The authors declare that there are no competing interests associated with the manuscript.

Figures

Figure 1
Figure 1. Contribution of immune/inflammatory cells to immune elusion by NASH-related HCC
NASH-associated HCC immune landscape is characterized by the expansion of cellular pools displaying potent immunosuppressive activities such as monocytic and polymorphonuclear myeloid-derived suppressor cells (M- and PMN-MDSCs), tumor-associated neutrophils (TANs), activated platelets, immunosuppressive TREM-2+ macrophages, regulatory T-cells, and IgA+/PDL-1+ plasma cells.
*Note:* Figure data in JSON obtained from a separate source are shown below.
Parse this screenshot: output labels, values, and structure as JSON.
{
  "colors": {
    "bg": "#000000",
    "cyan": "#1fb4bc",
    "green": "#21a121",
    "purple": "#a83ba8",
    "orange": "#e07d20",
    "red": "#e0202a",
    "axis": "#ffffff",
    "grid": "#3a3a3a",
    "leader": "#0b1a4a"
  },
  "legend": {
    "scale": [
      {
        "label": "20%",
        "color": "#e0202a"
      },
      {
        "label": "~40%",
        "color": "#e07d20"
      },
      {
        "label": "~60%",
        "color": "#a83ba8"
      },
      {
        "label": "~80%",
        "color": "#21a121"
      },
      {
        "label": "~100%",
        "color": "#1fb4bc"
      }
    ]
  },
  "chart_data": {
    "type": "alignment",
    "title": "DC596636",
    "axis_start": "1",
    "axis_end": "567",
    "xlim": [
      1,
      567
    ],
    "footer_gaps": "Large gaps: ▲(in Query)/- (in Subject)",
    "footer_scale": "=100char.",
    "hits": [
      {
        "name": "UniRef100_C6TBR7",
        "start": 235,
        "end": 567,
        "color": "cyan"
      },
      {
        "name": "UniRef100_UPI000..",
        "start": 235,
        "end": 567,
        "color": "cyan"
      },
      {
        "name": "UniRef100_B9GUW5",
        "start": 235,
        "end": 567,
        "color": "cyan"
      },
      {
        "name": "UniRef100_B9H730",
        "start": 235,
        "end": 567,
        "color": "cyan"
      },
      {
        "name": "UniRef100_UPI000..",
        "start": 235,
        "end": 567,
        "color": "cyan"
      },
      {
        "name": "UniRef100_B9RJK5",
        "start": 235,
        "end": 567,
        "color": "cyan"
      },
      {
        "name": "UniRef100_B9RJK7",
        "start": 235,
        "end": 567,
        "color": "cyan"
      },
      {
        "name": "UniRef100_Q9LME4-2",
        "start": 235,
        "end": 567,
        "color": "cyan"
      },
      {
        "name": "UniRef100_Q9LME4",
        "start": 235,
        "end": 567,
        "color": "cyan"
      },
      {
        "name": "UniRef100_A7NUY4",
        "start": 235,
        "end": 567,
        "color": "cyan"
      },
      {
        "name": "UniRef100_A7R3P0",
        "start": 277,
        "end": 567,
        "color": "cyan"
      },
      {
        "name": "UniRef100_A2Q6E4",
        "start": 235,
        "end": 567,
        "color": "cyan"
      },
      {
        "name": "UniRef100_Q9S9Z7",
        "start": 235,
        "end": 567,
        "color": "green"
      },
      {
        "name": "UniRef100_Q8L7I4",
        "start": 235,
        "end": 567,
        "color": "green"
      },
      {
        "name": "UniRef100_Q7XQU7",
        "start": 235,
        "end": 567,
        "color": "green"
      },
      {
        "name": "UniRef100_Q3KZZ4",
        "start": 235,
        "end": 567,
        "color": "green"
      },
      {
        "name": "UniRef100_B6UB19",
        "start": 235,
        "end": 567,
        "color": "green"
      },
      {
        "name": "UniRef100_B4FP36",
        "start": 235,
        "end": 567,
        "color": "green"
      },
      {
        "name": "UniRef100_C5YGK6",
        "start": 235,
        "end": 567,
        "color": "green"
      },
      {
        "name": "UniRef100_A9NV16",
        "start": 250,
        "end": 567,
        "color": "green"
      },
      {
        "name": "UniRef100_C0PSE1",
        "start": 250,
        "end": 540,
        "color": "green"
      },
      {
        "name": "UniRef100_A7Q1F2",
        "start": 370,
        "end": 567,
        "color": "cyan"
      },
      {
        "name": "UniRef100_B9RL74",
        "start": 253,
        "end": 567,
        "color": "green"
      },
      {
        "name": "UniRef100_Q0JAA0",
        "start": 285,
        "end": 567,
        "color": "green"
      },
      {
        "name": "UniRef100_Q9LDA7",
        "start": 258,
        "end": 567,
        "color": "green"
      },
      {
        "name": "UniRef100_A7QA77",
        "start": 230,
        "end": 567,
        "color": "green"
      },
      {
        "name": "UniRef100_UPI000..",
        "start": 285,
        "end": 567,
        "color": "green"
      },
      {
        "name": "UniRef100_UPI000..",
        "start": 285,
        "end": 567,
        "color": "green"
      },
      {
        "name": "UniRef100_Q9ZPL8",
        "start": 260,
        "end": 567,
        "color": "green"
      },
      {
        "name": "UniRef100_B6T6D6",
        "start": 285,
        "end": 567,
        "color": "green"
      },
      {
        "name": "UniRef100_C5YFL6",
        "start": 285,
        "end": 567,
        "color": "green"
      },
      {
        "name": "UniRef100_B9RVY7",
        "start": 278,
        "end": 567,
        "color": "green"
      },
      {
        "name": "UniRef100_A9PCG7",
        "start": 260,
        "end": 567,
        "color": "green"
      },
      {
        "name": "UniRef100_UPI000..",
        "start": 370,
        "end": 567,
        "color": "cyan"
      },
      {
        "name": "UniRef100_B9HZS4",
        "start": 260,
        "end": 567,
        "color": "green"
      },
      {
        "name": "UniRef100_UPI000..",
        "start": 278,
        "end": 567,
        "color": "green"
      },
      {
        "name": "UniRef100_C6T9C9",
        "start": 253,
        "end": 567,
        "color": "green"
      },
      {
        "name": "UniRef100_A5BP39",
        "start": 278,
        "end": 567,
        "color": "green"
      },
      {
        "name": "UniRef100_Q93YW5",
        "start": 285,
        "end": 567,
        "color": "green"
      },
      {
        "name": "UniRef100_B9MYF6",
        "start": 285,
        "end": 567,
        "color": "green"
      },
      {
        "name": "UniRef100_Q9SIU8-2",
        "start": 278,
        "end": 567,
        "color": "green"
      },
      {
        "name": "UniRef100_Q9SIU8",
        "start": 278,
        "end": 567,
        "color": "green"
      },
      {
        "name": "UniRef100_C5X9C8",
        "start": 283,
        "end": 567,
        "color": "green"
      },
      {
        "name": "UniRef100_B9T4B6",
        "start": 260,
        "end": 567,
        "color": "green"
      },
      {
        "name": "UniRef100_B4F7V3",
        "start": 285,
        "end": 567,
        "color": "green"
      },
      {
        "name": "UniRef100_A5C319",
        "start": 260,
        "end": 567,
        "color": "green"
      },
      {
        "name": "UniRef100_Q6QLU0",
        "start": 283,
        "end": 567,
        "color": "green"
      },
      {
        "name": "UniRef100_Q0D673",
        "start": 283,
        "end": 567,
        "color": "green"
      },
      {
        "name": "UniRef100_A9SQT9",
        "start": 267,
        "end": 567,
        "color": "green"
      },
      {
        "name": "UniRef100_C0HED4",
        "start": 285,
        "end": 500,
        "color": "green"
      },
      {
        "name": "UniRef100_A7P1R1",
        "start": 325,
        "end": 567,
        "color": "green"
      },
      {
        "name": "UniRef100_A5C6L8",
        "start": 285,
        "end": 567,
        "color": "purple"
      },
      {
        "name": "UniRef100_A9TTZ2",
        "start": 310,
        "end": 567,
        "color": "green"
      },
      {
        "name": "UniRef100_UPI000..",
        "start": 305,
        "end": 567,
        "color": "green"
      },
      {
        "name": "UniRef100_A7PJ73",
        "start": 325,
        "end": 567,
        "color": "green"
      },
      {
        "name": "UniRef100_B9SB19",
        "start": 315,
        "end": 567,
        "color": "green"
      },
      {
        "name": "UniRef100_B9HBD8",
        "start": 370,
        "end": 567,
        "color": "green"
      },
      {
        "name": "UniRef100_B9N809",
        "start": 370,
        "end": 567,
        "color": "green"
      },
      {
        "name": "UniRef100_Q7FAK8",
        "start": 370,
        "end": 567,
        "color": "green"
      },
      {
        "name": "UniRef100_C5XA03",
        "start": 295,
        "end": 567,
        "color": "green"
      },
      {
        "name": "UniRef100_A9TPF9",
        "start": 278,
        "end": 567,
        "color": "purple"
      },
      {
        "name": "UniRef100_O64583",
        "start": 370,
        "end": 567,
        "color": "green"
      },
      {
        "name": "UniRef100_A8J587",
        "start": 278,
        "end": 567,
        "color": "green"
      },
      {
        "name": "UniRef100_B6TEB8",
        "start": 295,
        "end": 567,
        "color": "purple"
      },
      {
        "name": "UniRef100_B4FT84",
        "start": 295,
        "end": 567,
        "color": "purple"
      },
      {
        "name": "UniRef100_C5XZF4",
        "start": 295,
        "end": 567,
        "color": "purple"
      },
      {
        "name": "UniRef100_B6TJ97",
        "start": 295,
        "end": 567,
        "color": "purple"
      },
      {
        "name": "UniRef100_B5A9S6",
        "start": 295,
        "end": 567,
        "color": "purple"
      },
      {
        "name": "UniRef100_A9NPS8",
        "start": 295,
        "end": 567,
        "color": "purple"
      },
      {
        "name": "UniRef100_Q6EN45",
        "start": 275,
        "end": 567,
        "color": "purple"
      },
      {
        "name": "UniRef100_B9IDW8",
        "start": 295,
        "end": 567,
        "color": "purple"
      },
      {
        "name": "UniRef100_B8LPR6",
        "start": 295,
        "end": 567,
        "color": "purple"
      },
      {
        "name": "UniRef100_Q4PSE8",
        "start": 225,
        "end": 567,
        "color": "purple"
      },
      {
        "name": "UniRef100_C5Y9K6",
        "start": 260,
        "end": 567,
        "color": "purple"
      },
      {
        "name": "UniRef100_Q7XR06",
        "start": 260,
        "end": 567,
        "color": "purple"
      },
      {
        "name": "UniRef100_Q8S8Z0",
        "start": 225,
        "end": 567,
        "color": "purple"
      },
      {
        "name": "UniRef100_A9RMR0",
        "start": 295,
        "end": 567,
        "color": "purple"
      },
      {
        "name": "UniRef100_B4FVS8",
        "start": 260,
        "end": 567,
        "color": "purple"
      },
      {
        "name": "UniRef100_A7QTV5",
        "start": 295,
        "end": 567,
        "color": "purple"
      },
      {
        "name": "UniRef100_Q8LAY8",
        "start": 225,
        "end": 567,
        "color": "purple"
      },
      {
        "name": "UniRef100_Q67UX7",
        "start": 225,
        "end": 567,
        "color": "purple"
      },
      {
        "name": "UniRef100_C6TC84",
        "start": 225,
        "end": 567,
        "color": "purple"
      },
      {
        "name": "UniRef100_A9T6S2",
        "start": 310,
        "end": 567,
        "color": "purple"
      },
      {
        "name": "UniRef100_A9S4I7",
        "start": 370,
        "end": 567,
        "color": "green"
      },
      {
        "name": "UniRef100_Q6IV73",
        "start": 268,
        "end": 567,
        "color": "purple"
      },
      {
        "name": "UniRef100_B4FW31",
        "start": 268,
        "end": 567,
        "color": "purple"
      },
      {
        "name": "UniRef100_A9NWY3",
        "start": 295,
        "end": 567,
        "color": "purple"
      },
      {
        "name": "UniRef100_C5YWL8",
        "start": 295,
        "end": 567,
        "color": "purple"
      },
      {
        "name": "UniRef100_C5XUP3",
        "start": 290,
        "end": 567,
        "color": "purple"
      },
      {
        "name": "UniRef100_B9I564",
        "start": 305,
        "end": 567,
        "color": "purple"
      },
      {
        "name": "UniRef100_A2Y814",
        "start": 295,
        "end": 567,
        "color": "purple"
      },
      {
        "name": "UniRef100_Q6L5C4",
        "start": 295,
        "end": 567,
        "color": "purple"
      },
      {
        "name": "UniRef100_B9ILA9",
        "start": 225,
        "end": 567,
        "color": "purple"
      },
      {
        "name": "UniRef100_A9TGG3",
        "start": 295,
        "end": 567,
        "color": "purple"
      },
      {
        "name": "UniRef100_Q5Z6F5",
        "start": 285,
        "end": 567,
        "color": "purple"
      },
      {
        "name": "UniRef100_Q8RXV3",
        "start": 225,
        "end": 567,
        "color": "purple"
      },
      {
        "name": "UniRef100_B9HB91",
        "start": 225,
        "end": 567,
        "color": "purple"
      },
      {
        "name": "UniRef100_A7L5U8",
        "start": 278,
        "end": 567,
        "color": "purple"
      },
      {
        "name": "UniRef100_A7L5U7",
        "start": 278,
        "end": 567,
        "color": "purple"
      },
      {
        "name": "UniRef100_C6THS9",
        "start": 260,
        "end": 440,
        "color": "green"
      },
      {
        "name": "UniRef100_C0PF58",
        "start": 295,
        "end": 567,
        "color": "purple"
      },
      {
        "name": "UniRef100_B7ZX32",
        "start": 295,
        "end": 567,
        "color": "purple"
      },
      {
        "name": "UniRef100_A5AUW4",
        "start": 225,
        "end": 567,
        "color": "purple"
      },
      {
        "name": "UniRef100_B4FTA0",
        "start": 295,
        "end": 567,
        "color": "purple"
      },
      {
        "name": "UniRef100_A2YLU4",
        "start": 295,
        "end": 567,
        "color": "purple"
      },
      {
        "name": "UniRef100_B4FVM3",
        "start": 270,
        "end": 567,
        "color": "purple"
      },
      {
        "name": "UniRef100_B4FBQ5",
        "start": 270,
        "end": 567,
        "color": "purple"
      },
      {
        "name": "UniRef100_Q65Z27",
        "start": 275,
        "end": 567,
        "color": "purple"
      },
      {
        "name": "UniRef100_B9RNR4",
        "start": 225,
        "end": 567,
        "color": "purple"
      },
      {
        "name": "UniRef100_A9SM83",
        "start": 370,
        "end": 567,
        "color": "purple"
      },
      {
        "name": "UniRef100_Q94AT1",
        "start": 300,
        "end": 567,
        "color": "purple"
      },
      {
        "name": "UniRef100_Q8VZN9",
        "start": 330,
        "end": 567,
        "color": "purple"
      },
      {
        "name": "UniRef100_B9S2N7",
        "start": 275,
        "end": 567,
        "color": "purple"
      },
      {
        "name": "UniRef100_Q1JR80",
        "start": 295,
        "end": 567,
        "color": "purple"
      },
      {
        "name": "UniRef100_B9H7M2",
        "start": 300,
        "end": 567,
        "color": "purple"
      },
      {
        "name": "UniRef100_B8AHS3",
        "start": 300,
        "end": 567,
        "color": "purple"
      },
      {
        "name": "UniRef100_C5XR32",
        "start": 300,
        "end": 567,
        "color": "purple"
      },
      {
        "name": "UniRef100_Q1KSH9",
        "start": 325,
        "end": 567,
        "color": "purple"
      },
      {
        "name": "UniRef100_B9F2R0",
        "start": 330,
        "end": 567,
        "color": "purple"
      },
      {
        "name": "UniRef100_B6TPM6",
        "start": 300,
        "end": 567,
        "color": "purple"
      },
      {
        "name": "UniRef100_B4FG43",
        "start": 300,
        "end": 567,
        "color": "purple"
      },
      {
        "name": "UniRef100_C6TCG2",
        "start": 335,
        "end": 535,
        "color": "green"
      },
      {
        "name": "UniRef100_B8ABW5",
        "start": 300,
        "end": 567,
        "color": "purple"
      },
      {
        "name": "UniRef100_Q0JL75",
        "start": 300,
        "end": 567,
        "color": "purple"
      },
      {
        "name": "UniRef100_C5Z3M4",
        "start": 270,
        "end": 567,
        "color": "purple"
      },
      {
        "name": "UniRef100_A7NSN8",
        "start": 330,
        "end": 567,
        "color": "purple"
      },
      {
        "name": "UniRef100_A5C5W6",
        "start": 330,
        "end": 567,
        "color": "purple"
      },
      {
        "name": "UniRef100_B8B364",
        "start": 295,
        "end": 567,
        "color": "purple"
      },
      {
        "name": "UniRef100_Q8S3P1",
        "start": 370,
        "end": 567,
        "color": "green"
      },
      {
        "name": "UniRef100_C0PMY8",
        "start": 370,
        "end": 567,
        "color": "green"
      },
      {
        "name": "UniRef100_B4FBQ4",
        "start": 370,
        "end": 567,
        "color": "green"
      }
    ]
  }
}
Overall, these cell subsets contribute to limiting cancer immune surveillance by producing large amounts of immunomodulant mediators such as transforming growth factor-β1 (TGF-β1) and interleukin (IL)-10 that, in their turn, counteract effector T-cell functions. NASH-related HCC stands out for the accumulation of unconventional activated CD4+/ICOS+/PD-1+ T-cells and exhausted CD8+/PD1+ probably resulting from chronic antigen stimulation involving oxidative stress-derived epitopes (OSEs) and damage- and pathogen-associated molecular patterns (DAMPs and PAMPs) among others. The transition from NASH to HCC is also associated with the progressive development of dysfunctional NK/NKT cells showing impaired cytotoxic activity toward cancer cells.
Figure 2
Figure 2. Contribution of chronic inflammation, metabolic imbalances, and hypoxia in reshaping the immune landscape in NASH-related HCC
The transition from NASH to HCC is a complex process involving multiple factors such as lipotoxicity, oxidative stress, gut dysbiosis metabolic imbalances, chronic injury, and hypoxia that, in turn, stimulate chronic inflammation causing tissue scarring, and HCC development. Chronic inflammation, hypoxia and metabolic imbalances also induce a profound reprogramming of the immune system that results in the loss of its antitumour action, thus leading to a cancer-prone microenvironment in which malignant cells can proliferate undisturbed.